Şimdi sen arkandaki kalabalığa aldanıyorsun. Biz ikimiz, o kalabalığın içinde yapayalnız kaldık, kabullenmiyorsun. Gün geçtikçe eksiliyor yüreğin, fark etmiyorsun. İnsana yalnızlık da öğretilir sevgilim, sen acıyı hiç tanımıyorsun.
Göğsümdeki baskıyı, karnımdaki ağrıyı yok sayamaya çalıştım. Bir insanı severken, ona karşı fiziksel olarak da hassaslaşmak dünyanın en kötü hislerinden birisiydi. Şimdi göğsümün içerisinde solmaya yüz tutmuş bir çiçek var gibi hissediyorum.
Atılan her kurşun canını yakma eğiliminde değildir. Bazen kanasın, yarayı tanı, acıyı bil ister. Her savaş nefretten doğmaz. Gerçek savaşları başlatan yok sayılan sevgidir.
Bazen kelimeler böyledir işte.
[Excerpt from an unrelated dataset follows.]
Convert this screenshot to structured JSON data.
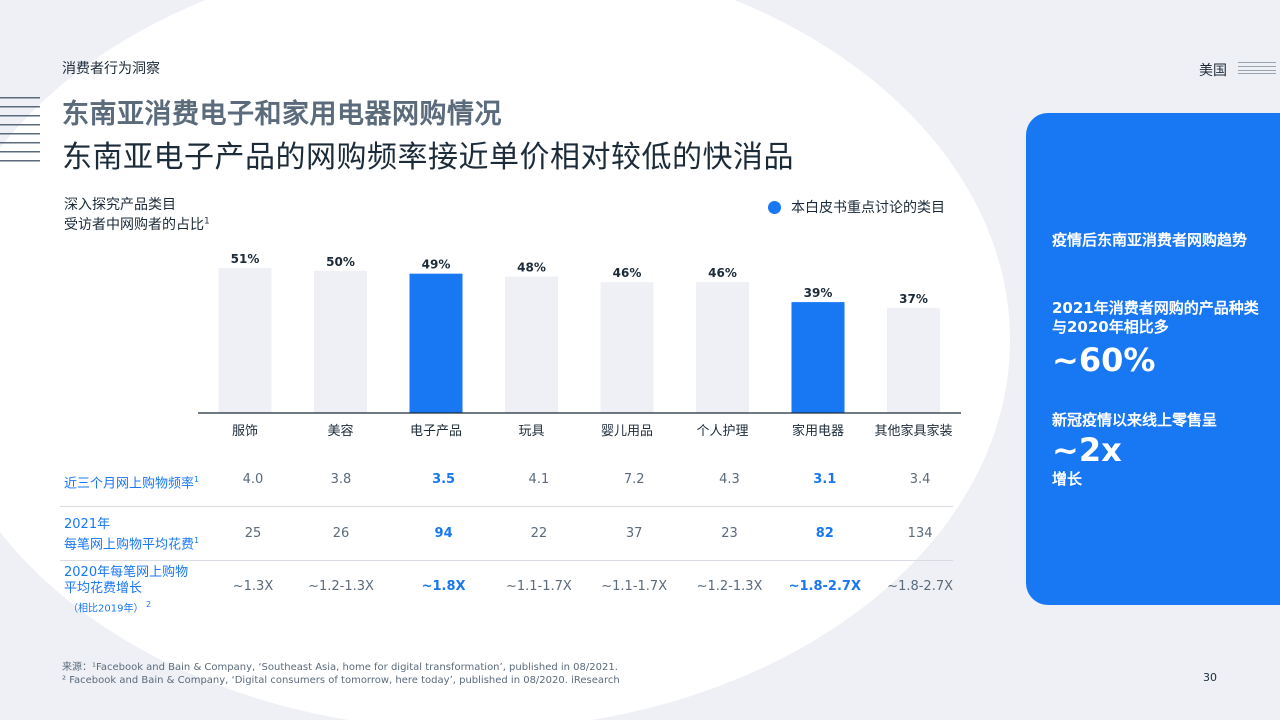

Eğer karşındakini gerçekliğine inandırırsa bir sokakta vurulmuş ve bir başınasın hissi yaratır. Kurtulamazsın sancısından. Zihnine düşünceler hücum eder, bir savaş başlatırsın kendinle kelimeler arasında.
Eğer bu şehirde, bu küçük dünyada kendimi korumak istiyorsam kalkanlarımı açık tutmam gerekiyordu. Bunu çok küçük yaştan itibaren öğrenmiştim. İçerisinde nefes aldığın bu cehennemde bir alev parçasına dönüşmezsen kül olurdun.